Long-Legged Desert Ant vs Mountain Ash Sawfly
Side-by-side species comparison
| Attribute | Long-Legged Desert Ant | Mountain Ash Sawfly |
|---|---|---|
| Scientific Name | Cataglyphis bicolor | Pristiphora geniculata |
| Order | Hymenoptera | Hymenoptera |
| Family | Formicidae | Tenthredinidae |
| Size | 6-12 mm | 5-7 mm |
| Habitat | Deserts & Drylands | Mountains |
| Diet | Nectar Feeders | Herbivores |
| Regions | Mediterranean Europe, Middle East, North Africa | Europe, introduced to North America |
| Conservation | Least Concern | Least Concern |
Long-Legged Desert Ant
A large, bicolored desert ant with a distinctive red thorax and black head and gaster.
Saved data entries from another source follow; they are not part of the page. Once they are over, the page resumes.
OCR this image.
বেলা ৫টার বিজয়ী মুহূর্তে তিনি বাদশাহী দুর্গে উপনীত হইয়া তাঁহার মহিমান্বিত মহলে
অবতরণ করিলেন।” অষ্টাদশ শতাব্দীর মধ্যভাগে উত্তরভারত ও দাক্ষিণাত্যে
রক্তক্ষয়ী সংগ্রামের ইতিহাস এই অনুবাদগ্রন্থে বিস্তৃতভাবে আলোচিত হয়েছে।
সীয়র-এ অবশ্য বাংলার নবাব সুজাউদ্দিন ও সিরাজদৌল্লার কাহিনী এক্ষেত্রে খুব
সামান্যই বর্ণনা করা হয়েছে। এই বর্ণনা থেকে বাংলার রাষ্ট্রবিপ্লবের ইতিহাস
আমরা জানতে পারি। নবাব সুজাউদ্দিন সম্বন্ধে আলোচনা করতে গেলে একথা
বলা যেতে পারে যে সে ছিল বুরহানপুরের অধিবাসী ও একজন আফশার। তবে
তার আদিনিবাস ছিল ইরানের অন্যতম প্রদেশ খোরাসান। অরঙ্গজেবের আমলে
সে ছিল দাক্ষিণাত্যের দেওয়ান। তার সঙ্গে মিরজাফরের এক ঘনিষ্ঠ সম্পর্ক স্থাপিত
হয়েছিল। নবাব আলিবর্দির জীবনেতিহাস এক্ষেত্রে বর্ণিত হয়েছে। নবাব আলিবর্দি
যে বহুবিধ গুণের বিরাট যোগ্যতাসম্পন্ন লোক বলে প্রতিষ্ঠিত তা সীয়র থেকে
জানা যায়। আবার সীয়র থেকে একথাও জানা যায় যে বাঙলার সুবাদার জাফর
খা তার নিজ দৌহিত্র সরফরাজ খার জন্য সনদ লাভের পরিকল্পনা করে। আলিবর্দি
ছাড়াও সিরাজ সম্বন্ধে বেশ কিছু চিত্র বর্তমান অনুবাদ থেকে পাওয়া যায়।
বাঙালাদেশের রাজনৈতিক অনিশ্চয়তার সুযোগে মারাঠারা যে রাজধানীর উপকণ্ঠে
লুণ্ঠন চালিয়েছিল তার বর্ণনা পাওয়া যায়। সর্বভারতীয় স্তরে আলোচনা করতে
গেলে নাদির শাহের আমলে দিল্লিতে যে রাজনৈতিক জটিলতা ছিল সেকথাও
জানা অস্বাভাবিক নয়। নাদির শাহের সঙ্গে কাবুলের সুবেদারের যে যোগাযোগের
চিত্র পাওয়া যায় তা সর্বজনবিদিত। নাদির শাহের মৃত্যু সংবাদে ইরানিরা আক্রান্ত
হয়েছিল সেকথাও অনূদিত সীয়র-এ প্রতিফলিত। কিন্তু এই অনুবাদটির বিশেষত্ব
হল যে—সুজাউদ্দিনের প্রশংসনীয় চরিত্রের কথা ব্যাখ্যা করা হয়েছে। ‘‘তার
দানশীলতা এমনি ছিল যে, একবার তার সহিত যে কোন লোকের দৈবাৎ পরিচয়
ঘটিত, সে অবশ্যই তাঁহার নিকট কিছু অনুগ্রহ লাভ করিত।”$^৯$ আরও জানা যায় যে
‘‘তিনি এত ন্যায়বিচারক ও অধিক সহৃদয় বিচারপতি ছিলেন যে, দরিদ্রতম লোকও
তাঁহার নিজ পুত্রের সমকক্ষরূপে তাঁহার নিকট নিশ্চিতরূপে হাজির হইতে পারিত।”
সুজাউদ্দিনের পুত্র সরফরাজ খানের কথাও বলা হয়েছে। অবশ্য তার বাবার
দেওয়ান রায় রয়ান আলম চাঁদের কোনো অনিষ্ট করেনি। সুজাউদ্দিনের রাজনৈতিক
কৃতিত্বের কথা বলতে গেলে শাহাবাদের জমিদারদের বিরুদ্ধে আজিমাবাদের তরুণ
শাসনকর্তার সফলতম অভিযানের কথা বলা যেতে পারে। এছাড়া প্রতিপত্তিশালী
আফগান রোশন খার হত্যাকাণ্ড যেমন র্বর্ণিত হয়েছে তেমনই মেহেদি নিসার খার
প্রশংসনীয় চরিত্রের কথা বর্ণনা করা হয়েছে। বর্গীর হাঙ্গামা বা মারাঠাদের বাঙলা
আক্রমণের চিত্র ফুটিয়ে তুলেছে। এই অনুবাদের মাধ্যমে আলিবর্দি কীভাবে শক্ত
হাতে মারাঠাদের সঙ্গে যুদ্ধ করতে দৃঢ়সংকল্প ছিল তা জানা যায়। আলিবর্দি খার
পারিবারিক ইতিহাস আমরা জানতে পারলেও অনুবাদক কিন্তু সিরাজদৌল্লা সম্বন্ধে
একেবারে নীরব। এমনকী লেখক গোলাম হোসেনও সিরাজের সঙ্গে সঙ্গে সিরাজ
Workers are solitary foragers with exceptionally long legs that keep their bodies elevated from hot sand. They are among the most heat-tolerant terrestrial animals.
Did You Know?
Workers can detect and memorize visual landmarks after just a single exposure, an exceptional feat for an insect brain.
Mountain Ash Sawfly
A small blackish sawfly with pale legs whose green larvae can completely defoliate mountain ash (rowan) trees. Larvae have dark heads and feed gregariously.
Did You Know?
Introduced to North America in the early 1900s, it quickly became the most damaging pest of ornamental mountain ash trees across the continent.